口唇炎とは
口唇炎は、唇やその周辺に生じる炎症性の皮膚疾患です。唇の乾燥、ひび割れ、皮むけ、腫れなどの症状が現れ、日常生活に支障をきたすことがあります。季節の変わり目や冬場の乾燥する時期に多く見られ、年齢や性別を問わず発症します。適切な治療とケアにより改善が期待できる疾患です。
口唇炎の種類と原因
口唇炎にはいくつかの種類があり、それぞれ原因が異なります。
接触口唇炎
口紅やリップクリーム、歯磨き粉などの接触によるアレルギー反応や刺激により生じます。金属アレルギーがある方は、食器や楽器の金属部分との接触が原因となることもあります。シャンプーや洗顔料などが付着して発症することもあります。
原因物質を特定し、避けることが重要です。
剥脱性口唇炎
明らかな接触源を特定できない場合につけられることが多い診断です。乾燥や紫外線、口呼吸、脱水症、そのほかの疾患が原因となることもあります。
日光口唇炎
紫外線による刺激が原因で起こる口唇炎です。特に下唇に症状が現れやすく、屋外での活動が多い方に見られます。長期間の紫外線曝露により、前がん病変に移行する可能性もあるため注意が必要です。
肉芽腫性口唇炎
原因不明の慢性炎症により、唇全体が腫れる疾患です。繰り返し再発するうちに硬い浮腫になることがあります。
感染症
カンジダなどの真菌感染などにより口唇炎様の症状を呈することがあります。免疫力が低下している時に発症しやすくなります。
口唇炎の症状
- 唇の乾燥やカサカサ感
- 唇のひび割れや亀裂
- 唇の皮がむける
- 唇の腫れや赤み
- 唇の痛みやヒリヒリ感
症状は唇全体に現れることもあれば、上唇や下唇の一部のみに限局することもあります。重症化すると出血を伴うこともあり、食事や会話に支障をきたす場合があります。

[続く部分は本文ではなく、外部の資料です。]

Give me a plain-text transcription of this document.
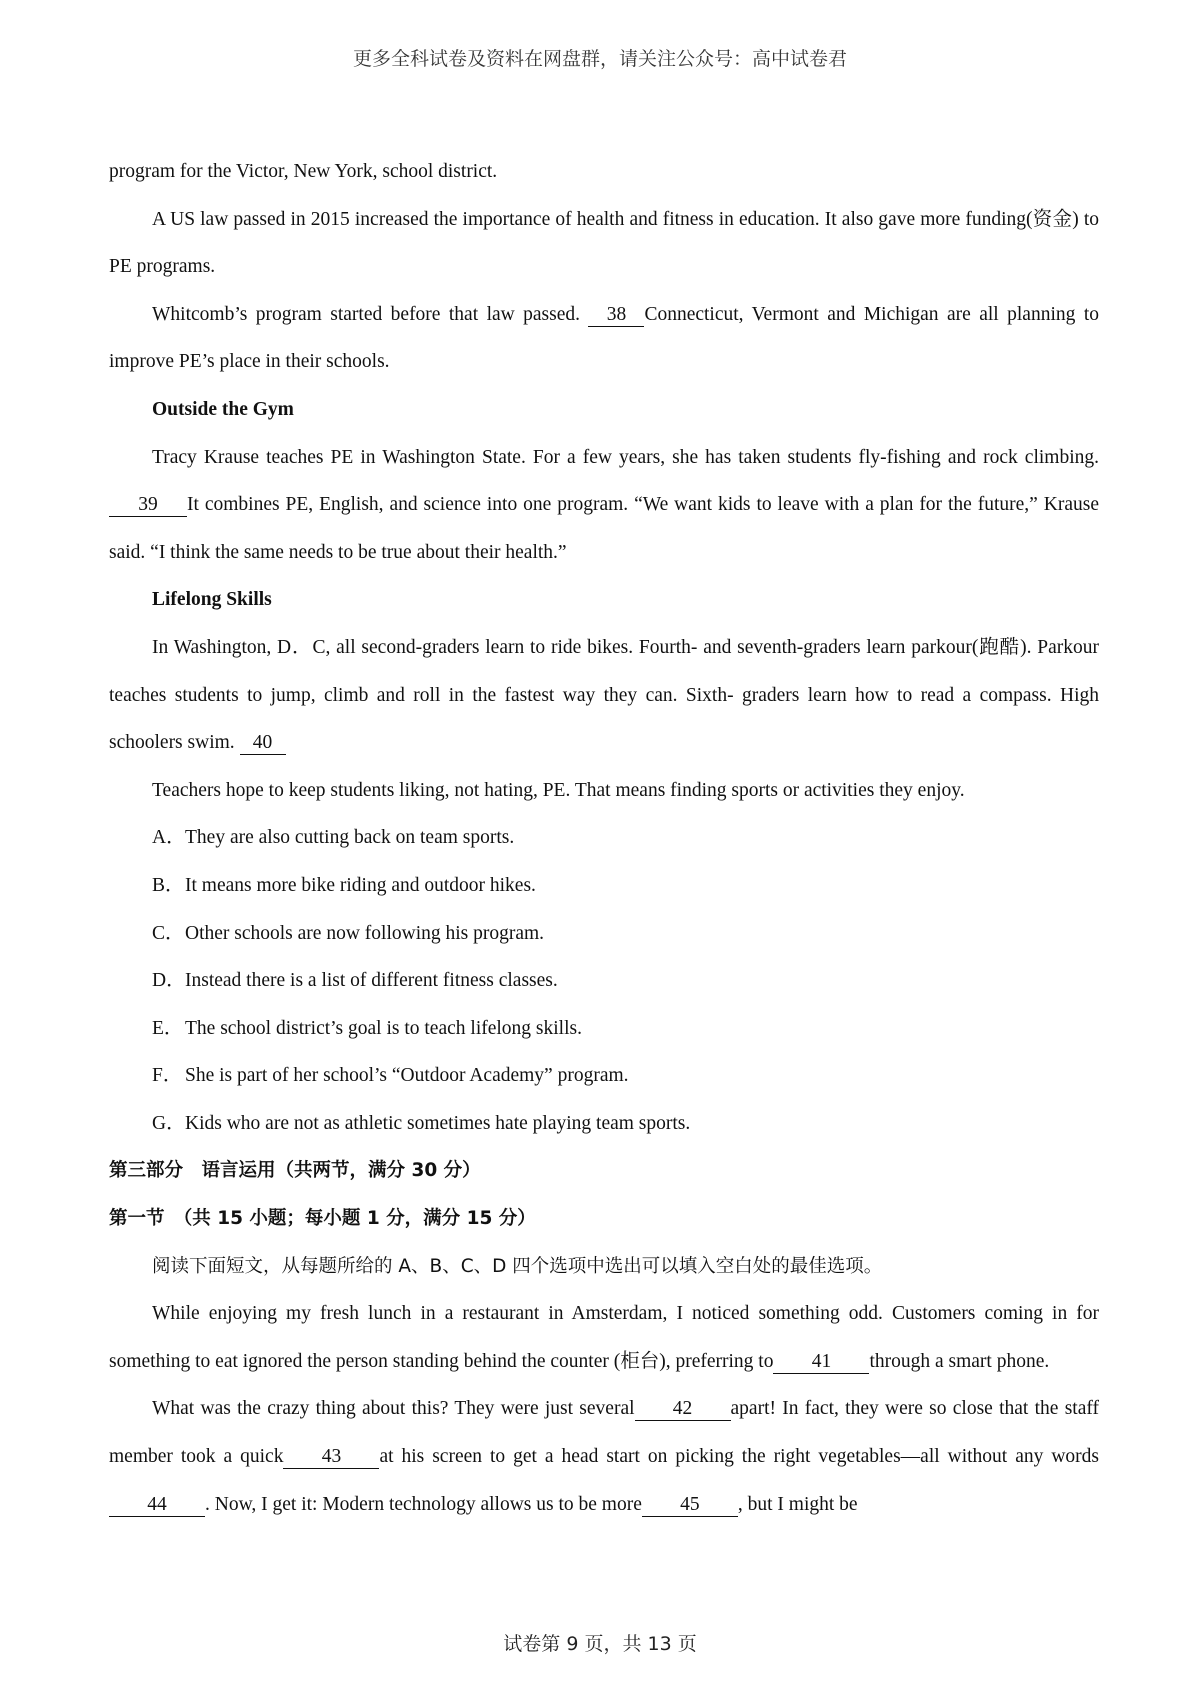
更多全科试卷及资料在网盘群，请关注公众号：高中试卷君

program for the Victor, New York, school district.

A US law passed in 2015 increased the importance of health and fitness in education. It also gave more funding(资金) to PE programs.

Whitcomb’s program started before that law passed. 38 Connecticut, Vermont and Michigan are all planning to improve PE’s place in their schools.

Outside the Gym

Tracy Krause teaches PE in Washington State. For a few years, she has taken students fly-fishing and rock climbing. 39 It combines PE, English, and science into one program. “We want kids to leave with a plan for the future,” Krause said. “I think the same needs to be true about their health.”

Lifelong Skills

In Washington, D．C, all second-graders learn to ride bikes. Fourth- and seventh-graders learn parkour(跑酷). Parkour teaches students to jump, climb and roll in the fastest way they can. Sixth- graders learn how to read a compass. High schoolers swim. 40

Teachers hope to keep students liking, not hating, PE. That means finding sports or activities they enjoy.

A．They are also cutting back on team sports.

B．It means more bike riding and outdoor hikes.

C．Other schools are now following his program.

D．Instead there is a list of different fitness classes.

E．The school district’s goal is to teach lifelong skills.

F． She is part of her school’s “Outdoor Academy” program.

G．Kids who are not as athletic sometimes hate playing team sports.

第三部分　语言运用（共两节，满分 30 分）

第一节　（共 15 小题；每小题 1 分，满分 15 分）

阅读下面短文，从每题所给的 A、B、C、D 四个选项中选出可以填入空白处的最佳选项。

While enjoying my fresh lunch in a restaurant in Amsterdam, I noticed something odd. Customers coming in for something to eat ignored the person standing behind the counter (柜台), preferring to 41 through a smart phone.

What was the crazy thing about this? They were just several 42 apart! In fact, they were so close that the staff member took a quick 43 at his screen to get a head start on picking the right vegetables—all without any words44 . Now, I get it: Modern technology allows us to be more 45 , but I might be

试卷第 9 页，共 13 页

慢性化すると唇が厚くなったり、色素沈着を起こしたりすることもあります。また、二次感染により症状が悪化することもあるため、早期の治療が大切です。
口唇炎とヘルペスの違い
口唇炎と口唇ヘルペスは症状が似ているため混同されやすいですが、異なる疾患です。
口唇炎は唇全体の乾燥や荒れが主な症状で、両側の唇に広がることが多いのに対し、口唇ヘルペスは小さな水疱が集まって現れるのが特徴です。口唇ヘルペスは通常、唇の一部に限局して発症し、ピリピリとした前駆症状の後に水疱が現れます。

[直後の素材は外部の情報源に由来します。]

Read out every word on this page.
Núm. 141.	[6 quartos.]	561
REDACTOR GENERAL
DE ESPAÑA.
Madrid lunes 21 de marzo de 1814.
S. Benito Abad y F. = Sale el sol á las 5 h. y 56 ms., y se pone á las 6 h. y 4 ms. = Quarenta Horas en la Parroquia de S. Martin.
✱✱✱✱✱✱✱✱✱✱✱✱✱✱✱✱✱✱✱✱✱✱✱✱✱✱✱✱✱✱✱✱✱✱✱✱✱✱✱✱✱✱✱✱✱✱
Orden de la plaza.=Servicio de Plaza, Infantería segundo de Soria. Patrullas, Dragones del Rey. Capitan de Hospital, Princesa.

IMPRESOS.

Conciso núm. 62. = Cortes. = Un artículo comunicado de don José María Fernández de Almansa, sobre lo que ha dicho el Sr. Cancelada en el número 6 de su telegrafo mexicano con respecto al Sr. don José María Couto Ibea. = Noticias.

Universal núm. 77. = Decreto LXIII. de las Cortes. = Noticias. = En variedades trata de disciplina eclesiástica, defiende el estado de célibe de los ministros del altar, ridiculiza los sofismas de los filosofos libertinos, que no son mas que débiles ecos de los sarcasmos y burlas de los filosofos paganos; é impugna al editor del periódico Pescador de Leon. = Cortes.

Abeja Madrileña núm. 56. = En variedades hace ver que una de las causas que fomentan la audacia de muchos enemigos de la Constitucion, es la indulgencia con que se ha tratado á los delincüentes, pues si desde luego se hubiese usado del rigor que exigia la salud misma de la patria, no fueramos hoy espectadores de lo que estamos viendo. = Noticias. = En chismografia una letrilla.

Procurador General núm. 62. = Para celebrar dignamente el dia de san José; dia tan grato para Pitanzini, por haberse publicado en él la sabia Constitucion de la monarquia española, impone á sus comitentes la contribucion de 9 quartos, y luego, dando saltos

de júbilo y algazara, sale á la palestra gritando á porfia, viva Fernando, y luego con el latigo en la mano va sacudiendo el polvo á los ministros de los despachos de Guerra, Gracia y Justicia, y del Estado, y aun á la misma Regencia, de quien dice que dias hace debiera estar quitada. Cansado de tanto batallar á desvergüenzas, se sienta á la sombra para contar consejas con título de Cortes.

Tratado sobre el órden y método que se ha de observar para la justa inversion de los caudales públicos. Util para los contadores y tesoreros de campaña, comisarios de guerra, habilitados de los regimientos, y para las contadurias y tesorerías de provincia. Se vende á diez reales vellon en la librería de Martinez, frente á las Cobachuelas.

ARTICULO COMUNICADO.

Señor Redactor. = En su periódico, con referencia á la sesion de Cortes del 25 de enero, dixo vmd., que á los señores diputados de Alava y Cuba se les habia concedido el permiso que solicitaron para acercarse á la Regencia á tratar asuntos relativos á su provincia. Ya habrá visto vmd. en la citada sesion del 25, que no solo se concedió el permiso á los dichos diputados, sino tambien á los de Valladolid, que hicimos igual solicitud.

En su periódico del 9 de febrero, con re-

また、口唇ヘルペスはウイルス感染症のため他人にうつる可能性がありますが、一般的な口唇炎は感染性ではないことが多いです。口唇ヘルペスは再発を繰り返すことが多く、疲労やストレスが誘因となります。
治療法も異なるため、正確な診断を受けることが重要です。水疱形成や強い痛みがある場合は、口唇ヘルペスの可能性を考慮する必要があります。
口唇炎の治し方
口唇炎の治療は、原因や症状の程度に応じて行います。
外用薬
保湿剤やワセリンを使用して唇の乾燥を防ぎます。炎症が強い場合はステロイド外用薬を短期間使用し、症状の改善を図ります。感染を伴う場合は抗菌薬や抗真菌薬の外用薬を併用することもあります。症状に応じて適切な薬剤を選択し、医師の指示に従って使用することが大切です。
内服薬
ビタミンB2、B6などのビタミン剤を内服し、皮膚や粘膜の健康維持を図ります。栄養状態の改善も重要であり、バランスの良い食事を心がけることも治療の一環となります。
口唇炎が1ヶ月以上
治らない…
口唇炎が1ヶ月以上続く場合は、単純な口唇炎ではない可能性があるため、速やかに皮膚科を受診することが重要です。

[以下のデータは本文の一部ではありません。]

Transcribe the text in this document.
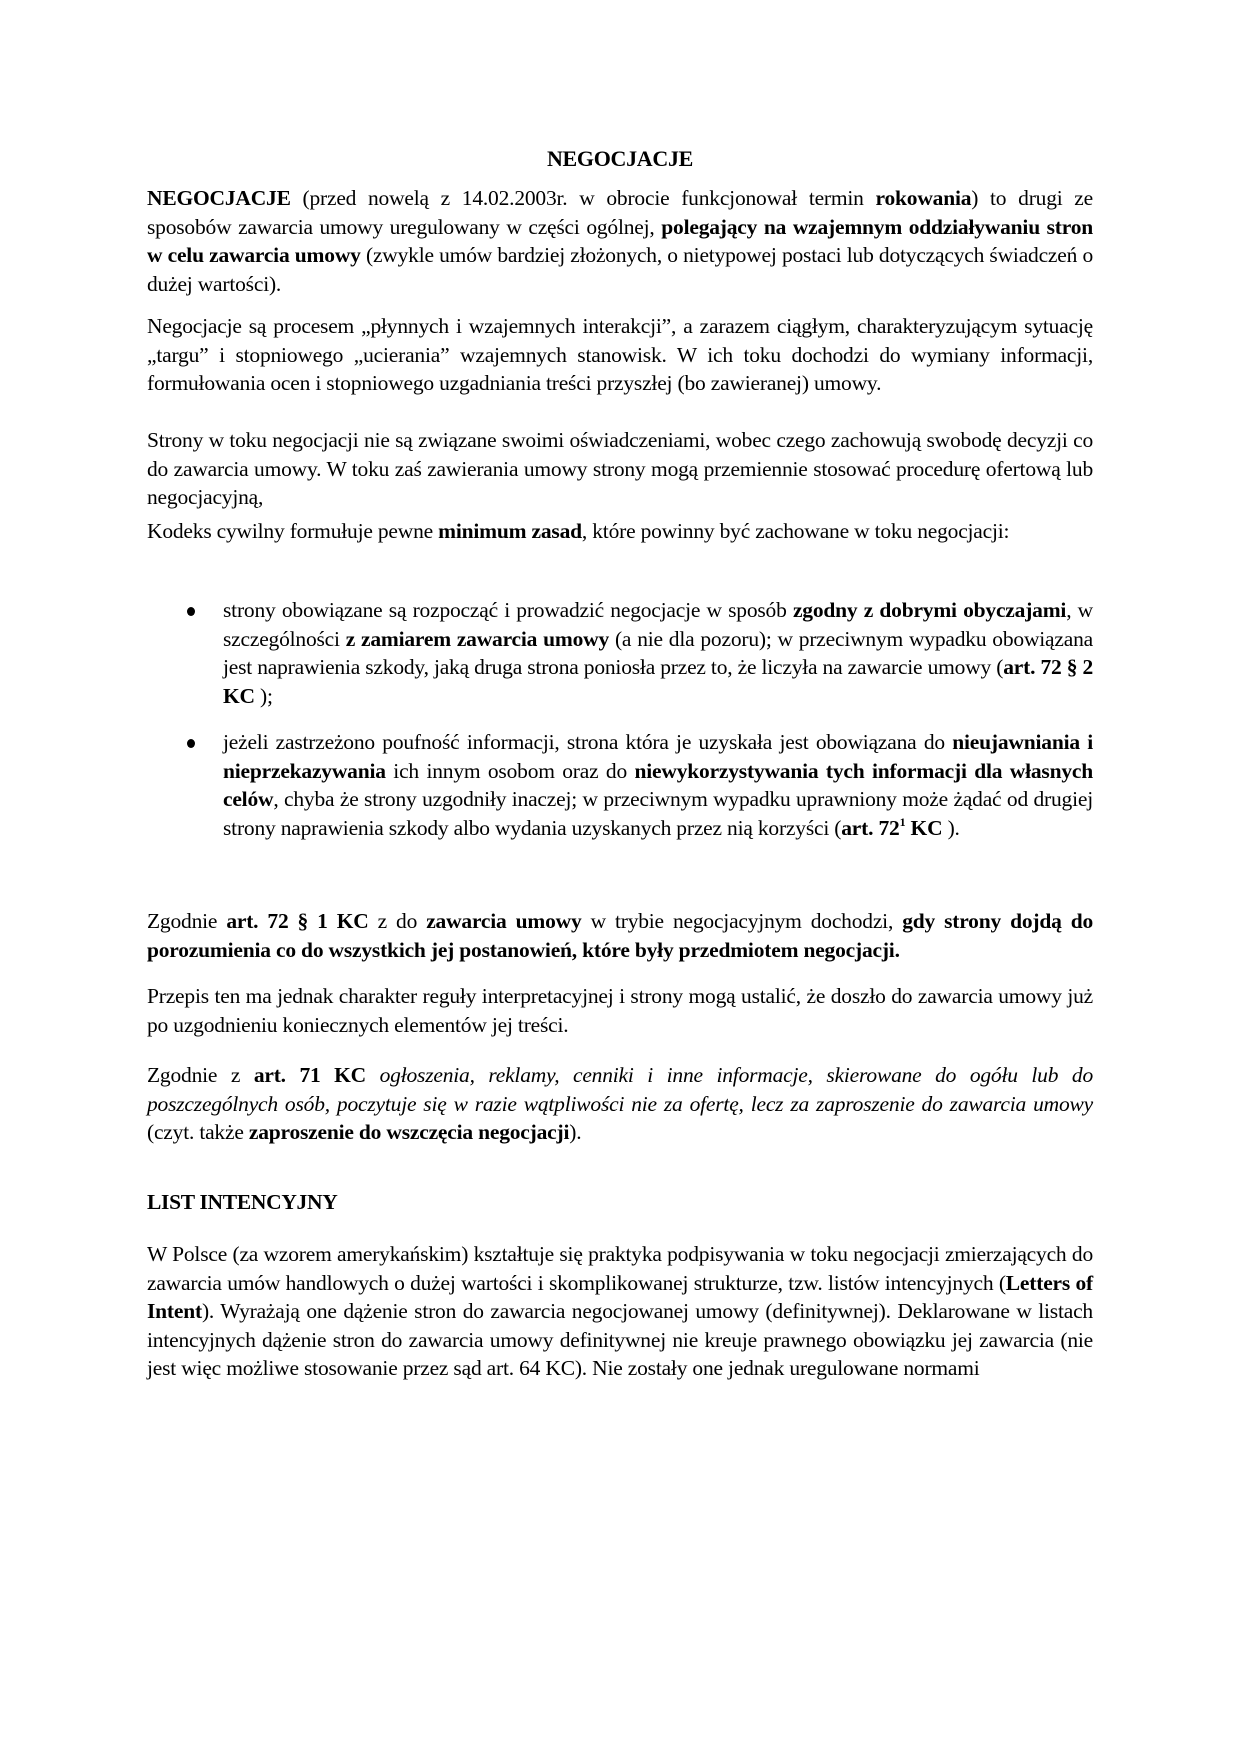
NEGOCJACJE
NEGOCJACJE (przed nowelą z 14.02.2003r. w obrocie funkcjonował termin rokowania) to drugi ze sposobów zawarcia umowy uregulowany w części ogólnej, polegający na wzajemnym oddziaływaniu stron w celu zawarcia umowy (zwykle umów bardziej złożonych, o nietypowej postaci lub dotyczących świadczeń o dużej wartości).
Negocjacje są procesem „płynnych i wzajemnych interakcji”, a zarazem ciągłym, charakteryzującym sytuację „targu” i stopniowego „ucierania” wzajemnych stanowisk. W ich toku dochodzi do wymiany informacji, formułowania ocen i stopniowego uzgadniania treści przyszłej (bo zawieranej) umowy.
Strony w toku negocjacji nie są związane swoimi oświadczeniami, wobec czego zachowują swobodę decyzji co do zawarcia umowy. W toku zaś zawierania umowy strony mogą przemiennie stosować procedurę ofertową lub negocjacyjną,
Kodeks cywilny formułuje pewne minimum zasad, które powinny być zachowane w toku negocjacji:
strony obowiązane są rozpocząć i prowadzić negocjacje w sposób zgodny z dobrymi obyczajami, w szczególności z zamiarem zawarcia umowy (a nie dla pozoru); w przeciwnym wypadku obowiązana jest naprawienia szkody, jaką druga strona poniosła przez to, że liczyła na zawarcie umowy (art. 72 § 2 KC );
jeżeli zastrzeżono poufność informacji, strona która je uzyskała jest obowiązana do nieujawniania i nieprzekazywania ich innym osobom oraz do niewykorzystywania tych informacji dla własnych celów, chyba że strony uzgodniły inaczej; w przeciwnym wypadku uprawniony może żądać od drugiej strony naprawienia szkody albo wydania uzyskanych przez nią korzyści (art. $72^1$ KC ).
Zgodnie art. 72 § 1 KC z do zawarcia umowy w trybie negocjacyjnym dochodzi, gdy strony dojdą do porozumienia co do wszystkich jej postanowień, które były przedmiotem negocjacji.
Przepis ten ma jednak charakter reguły interpretacyjnej i strony mogą ustalić, że doszło do zawarcia umowy już po uzgodnieniu koniecznych elementów jej treści.
Zgodnie z art. 71 KC ogłoszenia, reklamy, cenniki i inne informacje, skierowane do ogółu lub do poszczególnych osób, poczytuje się w razie wątpliwości nie za ofertę, lecz za zaproszenie do zawarcia umowy (czyt. także zaproszenie do wszczęcia negocjacji).
LIST INTENCYJNY
W Polsce (za wzorem amerykańskim) kształtuje się praktyka podpisywania w toku negocjacji zmierzających do zawarcia umów handlowych o dużej wartości i skomplikowanej strukturze, tzw. listów intencyjnych (Letters of Intent). Wyrażają one dążenie stron do zawarcia negocjowanej umowy (definitywnej). Deklarowane w listach intencyjnych dążenie stron do zawarcia umowy definitywnej nie kreuje prawnego obowiązku jej zawarcia (nie jest więc możliwe stosowanie przez sąd art. 64 KC). Nie zostały one jednak uregulowane normami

慢性化した口唇炎は、アレルギーや全身疾患が隠れている可能性があります。また、稀ではありますが、前がん病変や悪性腫瘍の初期症状として口唇炎様の症状が現れることもあります。
長期間改善しない場合は、パッチテストによるアレルギー検査や、必要に応じて生検などの精密検査を行うことがあります。原因を特定し、適切な治療を受けることで、症状の改善が期待できます。
自己判断での治療を続けるのではなく、専門医による診断と治療を受けることをおすすめします。